The company terminated the contract.  

The German Embassy was never willing to make a statement on this problem. Any questions any of the applicants had for it were forwarded to the Ministry of Foreign Affairs in Berlin.

Waiting periods for visas could extend to 18 months.  

According to unofficial information, the Embassy had asked for help in conducting the operations and got two additional German and two local employees working on visa applications.  

“After amendments which make employment easier (in Germany) were adopted in the beginning of 2016, an enormous increase in visa applications in Western Balkan countries was registered. Only in 2017, the visa department of the Embassy in Sarajevo has processed more than 17,000 such applications,” Germany’s Foreign Affairs Ministry told Deutsche Welle.  
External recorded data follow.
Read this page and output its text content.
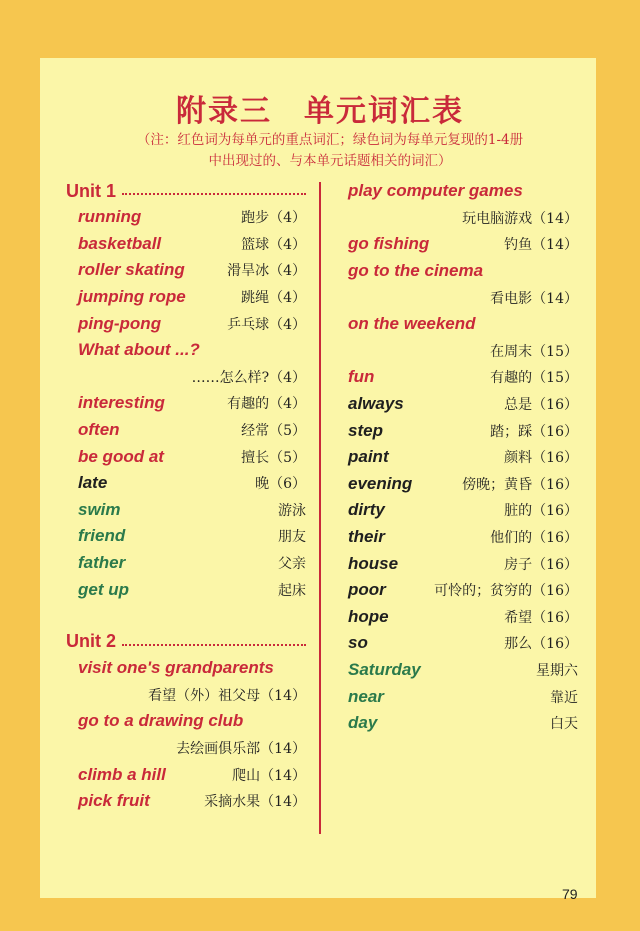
附录三　单元词汇表
（注：红色词为每单元的重点词汇；绿色词为每单元复现的1-4册
中出现过的、与本单元话题相关的词汇）
Unit 1
running	跑步（4）
basketball	篮球（4）
roller skating	滑旱冰（4）
jumping rope	跳绳（4）
ping-pong	乒乓球（4）
What about ...?
……怎么样?（4）
interesting	有趣的（4）
often	经常（5）
be good at	擅长（5）
late	晚（6）
swim	游泳
friend	朋友
father	父亲
get up	起床
Unit 2
visit one's grandparents
看望（外）祖父母（14）
go to a drawing club
去绘画俱乐部（14）
climb a hill	爬山（14）
pick fruit	采摘水果（14）
play computer games
玩电脑游戏（14）
go fishing	钓鱼（14）
go to the cinema
看电影（14）
on the weekend
在周末（15）
fun	有趣的（15）
always	总是（16）
step	踏；踩（16）
paint	颜料（16）
evening	傍晚；黄昏（16）
dirty	脏的（16）
their	他们的（16）
house	房子（16）
poor	可怜的；贫穷的（16）
hope	希望（16）
so	那么（16）
Saturday	星期六
near	靠近
day	白天
79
“In this way, Sarajevo, just like Pristina and Belgrade, in among the 10 cities in the world where the most visa applications for Germany have been registered,” the Ministry said.  

The number of employees working on consular jobs in Western Balkan countries has been increased to the maximum, but this is still not enough for every request to be tended to timely, it said.  

“In any case, the waiting periods for appointments for visas for workers with lower qualifications, such as in the construction and catering sectors, last for longer than a year, which is not acceptable,” the Ministry admitted.  

Another Banja Luka citizen told Deutsche Welle that, although he has a university degree, he applied and accepted a job in a warehouse with a company in Rosenheim, Bavaria.  

“As I was unable to find a job in my field, faced with many illogical barriers in the system in Bosnia, I decided to leave my family, my girlfriend and my friends so that I could finally (…) have a normal job, one where I would be registered, where I would have health insurance, where my salary would be paid into my bank account (…) and where I would avoid mobbing and various manipulations from my employer,” he said.  

The German Employment Agency granted his request, but he still did not get a working visa.  

The German employer had understanding and patience for the situation, all until February this year.  

But even though this job opportunity fell through, the man from Banja Luka did not lose hope. He applied for a job in McDonald's and signed a contract. This, however, fell through as well after several months of waiting.  

But he is persistent. He said he is still hoping that he will get a working visa by October and go to Germany.  

A Sarajevan told Deutsche Welle he has been waiting for a working visa to work in Bavaria, near Munich, for more than a year already.  

His wife was luckier, as she, as a medical technician, got a job more than a half a year ago under a shortened procedure.  

They both applied at the same time, he said, but the difference is that she is a qualified medical worker, while he is trying to work as an assisting medical technician. He is now waiting for a working visa and hoping he will soon sign his third working contract for the position. One of the conditions for the working visa is a signed contract in Germany not older than six months.  

Those applying for jobs in the medical sector have it easier, Germany’s Foreign Ministry said, as there is an agreement between Bosnia’s and Germany’s employment agencies.  

A young married couple from Sarajevo explained the reason for their wish to leave the country and go to Germany together with their two small children.  

The husband is already employed in the transport and logistics sector, and he got an offer to do a similar job in Germany.  

“We decided to find something better for a number of reasons. Above all, we want to leave Bosnia because of these two small children, because of their future. Of course, there is also the financial and political situation in Bosnia,” they said.